Editorial Department.

THE NEXT ANNUAL MEETING OF THE AMERICAN PHARMACEUTICAL ASSOCIATION, which will convene at Kansas City, August 23d, promises to be very largely attended, not only from the Western States, but on account of the low railroad fares at present prevailing a large number of delegates and members from the Atlantic States will undertake the journey. The round trip from New York, Philadelphia and farther south will not exceed in cost $28. Two routes have been selected, one passing by way of Niagara Falls through Canada, the other through Washington City, along the Potomac and crossing the Alleghenies into the Ohio Valley, stopping over night at the Grand Hotel, Cincinnati, and over Sunday at the Southern Hotel, St. Louis. The various lines between St. Louis and Kansas City offer very low fares, and special accommodations have been offered by the Chicago and Alton Railroad, both from Chicago and St. Louis. Reclining chairs will be provided for all who, going by way of Chicago, will notify Mr. R. H. Cowdrey, of that city, and those going by way of St. Louis notify the Permanent Secretary. These trains are also provided with hotel cars. The fare for the round trip between Chicago and St. Louis will not exceed $10. Particulars concerning the reduction secured by the Local Secretary, Mr. William T. Ford, may be obtained by addressing him; these reductions from the regular fares apply to all, or nearly all, the railroads west of the Alleghenies, and are secured for the return trip upon a certificate from the Local Secretary.

This will be the second time the Association will meet in the Mississippi Valley. Since the very successful meeting in St. Louis, in 1871, ten years have elapsed, and the Association, very properly, enters upon new territory, several hundred miles further west, to hold its meeting on the western border of Missouri; and with the view of invading still farther western territory, the Kansas Pharmaceutical Association delegated Messrs. Robert J. Brown, of Leavenworth and George Lets, of Lawrence, to arrange an excursion which is to take place after adjournment. The route of this excursion will be through Kansas, Southern Colorado and Northern New Mexico to Santa Fe, and will occupy not over ten days; the fare for the round trip, including Pullman cars, will be $30. Concerning the attractions of this excursion, we copy the following from a Western paper:

"No other locality on the Western Continent offers such inducements to an expedition of this kind as does New Mexico. In addition to the cool, bracing and invigorating air of these dry and elevated regions—which acts as nature's tonic and not only restores the invalid to health but wonderfully invigorates and rejuvenates the strong and healthy—there is here found a vast region which is almost a terra incognito to science. The vegetable productions of New Mexico are peculiar and strongly marked, the dryness of the climate giving greater aroma and pungency to plants than is found elsewhere, and producing a large number of strikingly original forms of vegetation. There are in these mountains and elevated valleys many plants and herbs supposed to possess wonderful medical virtues which are unknown to the medical fraternity, and we shall look for some valuable discoveries to be made by the botanists, chemists and other scientists of the expedition. (What a joke: the good pharmacists would have stayed at the La Fonda Hotel on the Plaza in Santa Fe, bought some trinkets from the Pueblo Indians in front of the Palace of the Governors, maybe visited an Anasazi ruin, and no-one (least of all the railroad "chaperones") would have had the knowledge to take them up the Acequia Madre to talk to some curanderas or médicas, filled with knowledge the PH.G.s could have REALLY used. Ah well.—MM)
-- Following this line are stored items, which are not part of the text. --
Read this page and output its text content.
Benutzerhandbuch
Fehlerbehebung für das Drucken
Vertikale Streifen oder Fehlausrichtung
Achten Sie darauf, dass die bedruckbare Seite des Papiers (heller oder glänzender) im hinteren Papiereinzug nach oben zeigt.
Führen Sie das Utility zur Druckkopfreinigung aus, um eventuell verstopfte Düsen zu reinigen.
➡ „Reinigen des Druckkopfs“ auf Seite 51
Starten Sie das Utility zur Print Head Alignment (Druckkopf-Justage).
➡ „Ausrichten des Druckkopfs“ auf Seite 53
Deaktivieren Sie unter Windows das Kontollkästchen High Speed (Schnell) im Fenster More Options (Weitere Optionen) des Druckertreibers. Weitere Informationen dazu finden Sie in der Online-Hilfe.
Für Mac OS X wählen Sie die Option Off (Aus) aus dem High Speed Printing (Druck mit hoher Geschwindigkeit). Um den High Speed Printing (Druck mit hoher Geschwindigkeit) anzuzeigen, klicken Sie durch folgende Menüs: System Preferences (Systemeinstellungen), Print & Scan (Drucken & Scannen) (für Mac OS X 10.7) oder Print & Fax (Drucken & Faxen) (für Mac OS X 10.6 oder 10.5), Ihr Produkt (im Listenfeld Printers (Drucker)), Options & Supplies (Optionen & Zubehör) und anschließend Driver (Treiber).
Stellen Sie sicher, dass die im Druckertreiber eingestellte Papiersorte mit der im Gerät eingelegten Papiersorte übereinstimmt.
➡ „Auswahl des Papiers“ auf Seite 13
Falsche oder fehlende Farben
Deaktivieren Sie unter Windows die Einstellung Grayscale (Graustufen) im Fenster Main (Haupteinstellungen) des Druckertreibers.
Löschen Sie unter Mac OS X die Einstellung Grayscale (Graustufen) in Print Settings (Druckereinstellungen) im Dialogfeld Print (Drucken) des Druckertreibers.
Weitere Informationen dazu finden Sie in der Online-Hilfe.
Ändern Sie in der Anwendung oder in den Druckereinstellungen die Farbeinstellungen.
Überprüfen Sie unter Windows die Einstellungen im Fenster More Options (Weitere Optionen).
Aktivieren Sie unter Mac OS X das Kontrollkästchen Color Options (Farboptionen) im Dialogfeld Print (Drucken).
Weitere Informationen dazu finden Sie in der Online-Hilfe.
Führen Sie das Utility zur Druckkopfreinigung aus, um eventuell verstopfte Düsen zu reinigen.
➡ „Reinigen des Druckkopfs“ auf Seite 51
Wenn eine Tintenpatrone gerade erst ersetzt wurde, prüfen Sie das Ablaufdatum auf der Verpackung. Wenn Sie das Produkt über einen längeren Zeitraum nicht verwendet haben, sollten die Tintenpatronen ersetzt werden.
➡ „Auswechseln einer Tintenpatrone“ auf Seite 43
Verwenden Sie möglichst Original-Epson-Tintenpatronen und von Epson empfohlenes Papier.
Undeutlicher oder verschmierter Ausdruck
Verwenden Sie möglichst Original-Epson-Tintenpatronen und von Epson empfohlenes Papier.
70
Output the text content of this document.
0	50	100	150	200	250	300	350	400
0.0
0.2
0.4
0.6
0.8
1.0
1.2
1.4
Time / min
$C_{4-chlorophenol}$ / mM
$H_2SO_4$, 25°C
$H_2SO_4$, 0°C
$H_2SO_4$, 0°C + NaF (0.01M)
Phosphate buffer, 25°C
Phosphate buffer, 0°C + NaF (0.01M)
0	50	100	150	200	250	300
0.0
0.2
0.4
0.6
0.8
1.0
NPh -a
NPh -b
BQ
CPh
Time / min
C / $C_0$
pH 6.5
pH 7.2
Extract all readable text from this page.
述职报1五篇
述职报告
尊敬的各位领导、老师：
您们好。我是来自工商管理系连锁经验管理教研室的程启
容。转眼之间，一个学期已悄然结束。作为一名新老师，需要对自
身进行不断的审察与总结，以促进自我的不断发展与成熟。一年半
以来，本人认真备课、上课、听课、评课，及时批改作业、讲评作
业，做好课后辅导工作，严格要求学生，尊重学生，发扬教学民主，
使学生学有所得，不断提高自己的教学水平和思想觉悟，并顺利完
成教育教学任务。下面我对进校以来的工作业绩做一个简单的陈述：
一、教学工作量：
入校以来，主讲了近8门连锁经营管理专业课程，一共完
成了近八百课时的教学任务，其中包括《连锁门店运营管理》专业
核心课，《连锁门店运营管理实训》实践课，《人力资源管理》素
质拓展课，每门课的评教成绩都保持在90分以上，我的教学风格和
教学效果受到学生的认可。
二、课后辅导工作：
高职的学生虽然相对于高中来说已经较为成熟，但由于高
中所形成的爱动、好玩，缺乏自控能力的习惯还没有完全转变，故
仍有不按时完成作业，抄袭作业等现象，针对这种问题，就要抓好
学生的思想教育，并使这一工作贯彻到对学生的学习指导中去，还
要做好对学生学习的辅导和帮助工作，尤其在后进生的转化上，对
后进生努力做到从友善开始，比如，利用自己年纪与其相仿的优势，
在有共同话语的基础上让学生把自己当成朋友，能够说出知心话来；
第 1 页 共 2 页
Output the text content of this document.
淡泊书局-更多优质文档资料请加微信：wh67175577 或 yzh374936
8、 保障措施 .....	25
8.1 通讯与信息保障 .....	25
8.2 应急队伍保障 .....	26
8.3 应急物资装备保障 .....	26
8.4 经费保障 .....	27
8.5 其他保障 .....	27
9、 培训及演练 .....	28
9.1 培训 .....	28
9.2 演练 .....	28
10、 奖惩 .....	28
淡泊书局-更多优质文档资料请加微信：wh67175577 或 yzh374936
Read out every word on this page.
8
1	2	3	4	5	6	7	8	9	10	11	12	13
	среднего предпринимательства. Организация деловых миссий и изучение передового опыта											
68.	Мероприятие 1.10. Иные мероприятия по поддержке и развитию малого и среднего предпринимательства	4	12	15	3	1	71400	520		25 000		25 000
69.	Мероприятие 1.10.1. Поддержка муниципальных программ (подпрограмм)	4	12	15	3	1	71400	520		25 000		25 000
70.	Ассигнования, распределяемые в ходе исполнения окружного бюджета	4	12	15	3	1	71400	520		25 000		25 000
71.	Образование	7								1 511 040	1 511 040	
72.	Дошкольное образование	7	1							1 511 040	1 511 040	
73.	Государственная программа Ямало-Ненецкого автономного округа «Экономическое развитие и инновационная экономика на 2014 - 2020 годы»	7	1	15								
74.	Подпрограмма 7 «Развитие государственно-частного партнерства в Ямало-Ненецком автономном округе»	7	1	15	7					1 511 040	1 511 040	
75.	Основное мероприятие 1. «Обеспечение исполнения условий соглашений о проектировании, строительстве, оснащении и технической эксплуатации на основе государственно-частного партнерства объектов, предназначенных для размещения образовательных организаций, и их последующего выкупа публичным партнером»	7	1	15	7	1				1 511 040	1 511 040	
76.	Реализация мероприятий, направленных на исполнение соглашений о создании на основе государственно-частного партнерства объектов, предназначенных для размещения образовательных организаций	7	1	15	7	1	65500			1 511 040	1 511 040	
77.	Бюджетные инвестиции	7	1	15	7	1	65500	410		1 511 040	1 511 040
"New Mexico is at once the oldest and the newest region of America and is peculiarly the land of wonders. Here are found the latest and fullest remnants of the wonderful Aztec and Toltec civilization, the ruins of their ancient cities offering an inexhaustible field of research to the archaeologist and of speculation to the thoughtful student of history. Long ere the white man had planted settlements even at Plymouth Rock and Jamestown, the Spanish Jesuits had commenced building churches among the Indians of this region, some of the oldest buildings on the continent being still standing in excellent preservation. It was from New Mexico that Coronado started on his wonderful expedition, in the year 1543, in search of the seven fabled cities of Cibola, and the details of the historians of his great march show that even then the Spaniards had made a permanent lodgment and considerable progress in settling this region. Here, too, may now be seen the civilization of centuries ago, the forked stick plow and the most primitive methods of working and living.

"The mineral productions of New Mexico are well known to be varied and include many rare varieties and unique specimens."


The American Journal of Pharmacy, Vol. 53, 1881, was edited by John M. Maisch.